Cairo: Egypt’s new government, comprising four Islamists, was officially named on Thursday, becoming the country’s first since Islamist President Mohammad Mursi took office more than a month ago.
Led by Hesham Qandil, the 35-member cabinet is mostly made up of technocrats. It comprises 28 newcomers, including Maj Gen Ahmad Jamal Al Deen as interior minister; Ahmad Mekki as justice minister; Abdul Qawai Khalifa as minister of the newly-created portfolio of drinking water and sanitary drainage; and Hesham Zazou as minister of tourism. Talaat Afifi, an ex-professor at Al Azhar University was named the minister of Waqfs (religious endowments). Former prime minister Kamal Al Ganzouri has been appointed as his advisor.
Meanwhile, ministers of foreign affairs, finance, military production, scientific research, social insurance, the environment and antiquities in the pervious government of Al Ganzouri, have kept their posts in the new cabinet.
Field Marshal Hussain Tantawi, the head of the Supreme Council of the Armed Forces (SCAF) has also remained defence minister, a post he has held since 1991. SCAF ruled Egypt for 16 months after a popular revolt forced Hosni Mubarak out of power in February last year.
Mursi’s Muslim Brotherhood has secured four ministries in the new cabinet.

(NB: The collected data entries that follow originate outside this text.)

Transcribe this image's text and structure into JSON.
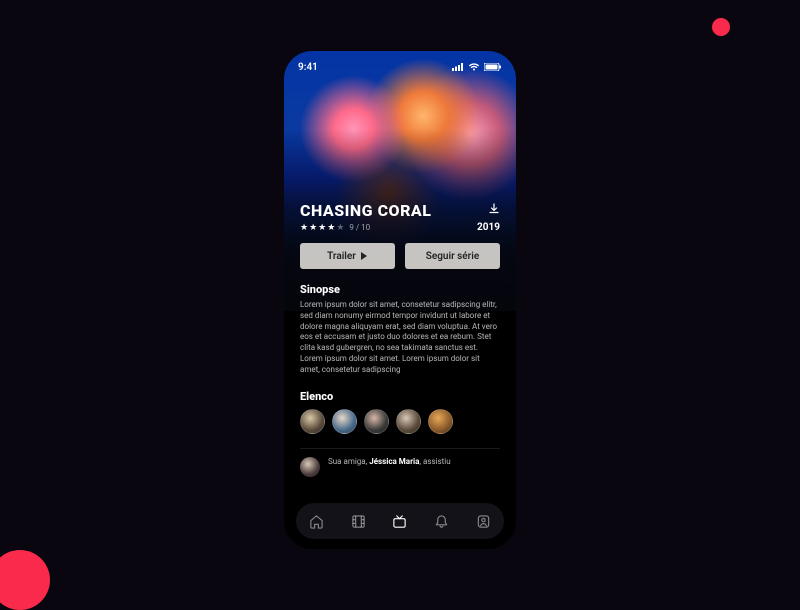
{
  "status": {
    "time": "9:41"
  },
  "movie": {
    "title": "CHASING CORAL",
    "rating_text": "9 / 10",
    "year": "2019",
    "stars_filled": 4,
    "stars_total": 5
  },
  "buttons": {
    "trailer": "Trailer",
    "follow": "Seguir série"
  },
  "sections": {
    "synopsis_heading": "Sinopse",
    "synopsis_body": "Lorem ipsum dolor sit amet, consetetur sadipscing elitr, sed diam nonumy eirmod tempor invidunt ut labore et dolore magna aliquyam erat, sed diam voluptua. At vero eos et accusam et justo duo dolores et ea rebum. Stet clita kasd gubergren, no sea takimata sanctus est. Lorem ipsum dolor sit amet. Lorem ipsum dolor sit amet, consetetur sadipscing",
    "cast_heading": "Elenco"
  },
  "feed": {
    "prefix": "Sua amiga, ",
    "name": "Jéssica Maria",
    "suffix": ", assistiu"
  },
  "nav": [
    "home",
    "movies",
    "tv",
    "alerts",
    "profile"
  ]
}
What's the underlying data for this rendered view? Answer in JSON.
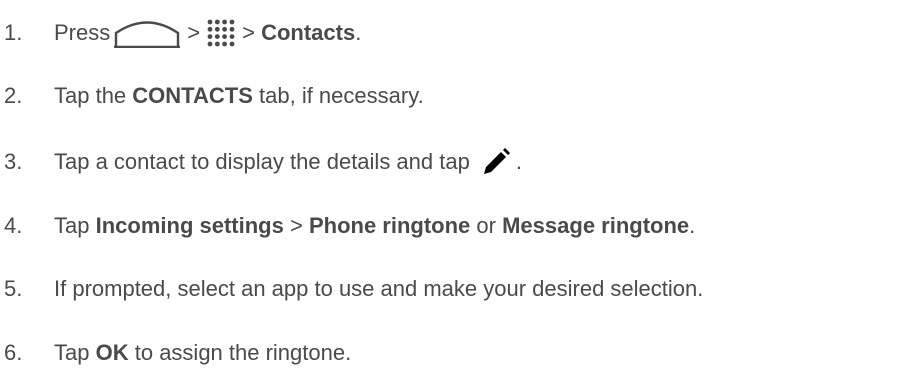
{
  "steps": [
    {
      "number": "1.",
      "pre": "Press",
      "sep1": ">",
      "sep2": ">",
      "bold": "Contacts",
      "end": ".",
      "icons": [
        "home-icon",
        "apps-grid-icon"
      ]
    },
    {
      "number": "2.",
      "pre": "Tap the",
      "bold": "CONTACTS",
      "post": "tab, if necessary."
    },
    {
      "number": "3.",
      "pre": "Tap a contact to display the details and tap",
      "end": ".",
      "icons": [
        "edit-pencil-icon"
      ]
    },
    {
      "number": "4.",
      "pre": "Tap",
      "bold1": "Incoming settings",
      "sep": ">",
      "bold2": "Phone ringtone",
      "or": "or",
      "bold3": "Message ringtone",
      "end": "."
    },
    {
      "number": "5.",
      "text": "If prompted, select an app to use and make your desired selection."
    },
    {
      "number": "6.",
      "pre": "Tap",
      "bold": "OK",
      "post": "to assign the ringtone."
    }
  ]
}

Mustafa Musad, who was responsible for education in Mursi’s presidential campaign, was appointed as minister of higher education.
The housing portfolio, meanwhile, went to Tareq Wafiq, the head of the housing committee in the Brotherhood’s Freedom and Justice Party (FJP), headed by Mursi before becoming a president. Usama Yassin, a senior FJP official was named minister of youth Salah Abdul Maqsud, a journalist and a member of the Muslim Brotherhood, was named minister of information. Abdul Maqsoud has replaced in the post Ahmad Anis, a former army general.
Qandil told a press conference he had yet to pick holders of the civil aviation ministry and the newly created ministry of sports before Mursi was to swear in the new cabinet later in the day.
“This is the government of the people, not a certain political trend,” Qandil said, dispelling rumours that the powerful Brotherhood influenced his pickings. “The only criterion for selecting ministers was competence,” he added.
The new cabinet sees the reinstatement of the investment ministry, signalling Egypt’s eagerness to attract foreign investment to rejuvenate its economy battered by turmoil that followed the revolt against Mubarak.
Qandil, previously a little-known technocrat, has pledged that his government would work to fulfil Mursi’s electoral programme, known as “renaissance” to solve the country’s key socio-economic problems.
Qandil, 50, has served as an irrigation minister in the past 12 months. He is Egypt’s youngest premier in five decades.
The ultra-conservative Salafist Al Nour Party has said it has decided to boycott the new government because Qandil “ignored” to engage the party in his consultations to form the cabinet. Al Nour won 26 per cent of the parliamentary seats in elections this year, coming second to the Muslim Brotherhood.